The former California governor and the former Republican national chairman - both unannounced aspirants for the GOP's 1980 presidential nomination - have been drawn into the fight between Bush's son, George W. Bush, and an ardent Reagan backer, Jim Reese.

"I'm not interested in getting into an argument with Reagan." Bush, the former Central Intelligence Agency director and head of the U.S. liaison office in Peking, said in an interview. "But I am surprised about what he is doing here, in my state . . . They are making a real effort to defeat George."

Reagan, through his spokesman, Mike Deaver, said he had assured the elder Bush in a phone call last week that he had no animus toward young Bush's candidacy. But he did not back away from his support of Reese.

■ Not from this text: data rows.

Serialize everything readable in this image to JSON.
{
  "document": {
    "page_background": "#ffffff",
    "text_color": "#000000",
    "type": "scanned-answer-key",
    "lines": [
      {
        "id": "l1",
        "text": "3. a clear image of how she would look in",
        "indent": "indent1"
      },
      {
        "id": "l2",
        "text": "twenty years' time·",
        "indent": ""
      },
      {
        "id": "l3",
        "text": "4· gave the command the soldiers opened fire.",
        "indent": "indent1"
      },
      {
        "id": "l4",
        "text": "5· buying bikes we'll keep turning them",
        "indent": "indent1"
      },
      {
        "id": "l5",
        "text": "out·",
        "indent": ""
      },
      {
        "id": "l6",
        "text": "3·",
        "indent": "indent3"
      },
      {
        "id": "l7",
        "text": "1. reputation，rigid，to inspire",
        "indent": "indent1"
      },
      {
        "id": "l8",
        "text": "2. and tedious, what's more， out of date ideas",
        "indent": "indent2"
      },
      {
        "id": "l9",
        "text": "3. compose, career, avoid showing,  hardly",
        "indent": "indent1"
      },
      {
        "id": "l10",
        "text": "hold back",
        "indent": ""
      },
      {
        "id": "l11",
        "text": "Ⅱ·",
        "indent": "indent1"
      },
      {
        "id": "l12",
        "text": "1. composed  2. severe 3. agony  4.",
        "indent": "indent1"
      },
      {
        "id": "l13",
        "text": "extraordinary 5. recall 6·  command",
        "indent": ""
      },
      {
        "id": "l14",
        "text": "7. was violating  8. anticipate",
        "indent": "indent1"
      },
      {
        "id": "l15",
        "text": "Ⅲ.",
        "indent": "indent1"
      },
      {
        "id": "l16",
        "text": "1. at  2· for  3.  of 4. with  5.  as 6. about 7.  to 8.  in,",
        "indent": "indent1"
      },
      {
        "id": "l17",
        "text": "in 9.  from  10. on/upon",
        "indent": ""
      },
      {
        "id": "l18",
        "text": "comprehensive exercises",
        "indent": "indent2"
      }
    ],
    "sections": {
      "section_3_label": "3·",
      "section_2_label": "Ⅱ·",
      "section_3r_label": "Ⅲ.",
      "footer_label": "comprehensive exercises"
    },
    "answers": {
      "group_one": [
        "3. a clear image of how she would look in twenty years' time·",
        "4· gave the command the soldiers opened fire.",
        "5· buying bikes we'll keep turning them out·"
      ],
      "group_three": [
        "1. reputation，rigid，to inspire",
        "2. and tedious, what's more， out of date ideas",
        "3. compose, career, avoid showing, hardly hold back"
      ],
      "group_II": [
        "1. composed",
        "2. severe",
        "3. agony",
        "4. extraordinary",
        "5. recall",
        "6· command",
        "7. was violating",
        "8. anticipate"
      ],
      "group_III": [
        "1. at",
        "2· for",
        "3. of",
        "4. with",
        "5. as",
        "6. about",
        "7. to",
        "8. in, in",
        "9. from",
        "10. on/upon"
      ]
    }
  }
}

The two men are seeking the Republican nomination for the seat being vacated by Rep. George Mahon (D-Tex.), the chairman of the House Appropriations Committee. Despite Mahon's 44-year tenure, Republicans have hopes of winning in the conservative oil and agriculture district reaching up into the Texas panhandle.

Reese, the former mayor of Odessa, received over 45 percent of the vote against Mahon in 1976. But he trailed Bush, an oilman, by 808 votes in the May 4 primary. A third candidate, who received 11 percent of the vote, denied either man a majority and forced today's runoff.

According to Deaver, Reagan had endorsed Reese in his 1976 campaign against Mahon, and backed him again in this year's primary when the third candidate, Joe Hickox, implied that Reagan's silence meant that the endorsement of Reese had been withdrawn.

Citizens for the Republic, a political action group run by Reagan's political lieutenant, Lyn Nofziger, gave Reese a $1,000 contribution four days before the primary and added another $2,000 six days after he began his runoff campaign against Bush.

According to Deaver, Reagan "was not aware" of either contribution, because he was out of the country when they were made.

Reagan's spokesman added that a week ago, the former governor called the elder Bush to say he would have no further involvement in the race and would gladly campaign for young Bush if he were nominated.

But relations soured further last Monday when Clarence Warner, the Oklahoma Republican national committeeman and a key leader in Reagan's 1976 presidential campaign, came into the Midland-Odessa airport and called a press conference to endorse Reese.

Warner and a colleague, J.C. Lewis, raised the issue of the elder Bush's membership on the Trilateral Commission, a group of leading European, Japanese and American business and political figures organized by David Rockefeller. The Trilateral Commission - to Which President Carter and many leading officials of his administration formerly belonged - has been a target of criticism from both left-wing and right-wing organizations.

The charge apparently was aimed at buttressing Reese's contention that young Bush, who was born in Connecticut, was a liberal Republican with close ties to the Rockefeller family.

Young Bush called a press conference Thursday to ridicule the charge and condemn what he called attacks on his father's loyalty and integrity.

The elder Bush and Reagan are regarded as potential rivals in the 1980 Texas primary. In 1976, Reagan won an important victory over President Ford in Texas. Bush would probably have to win his home state to give credibility to his expected candidacy in 1980.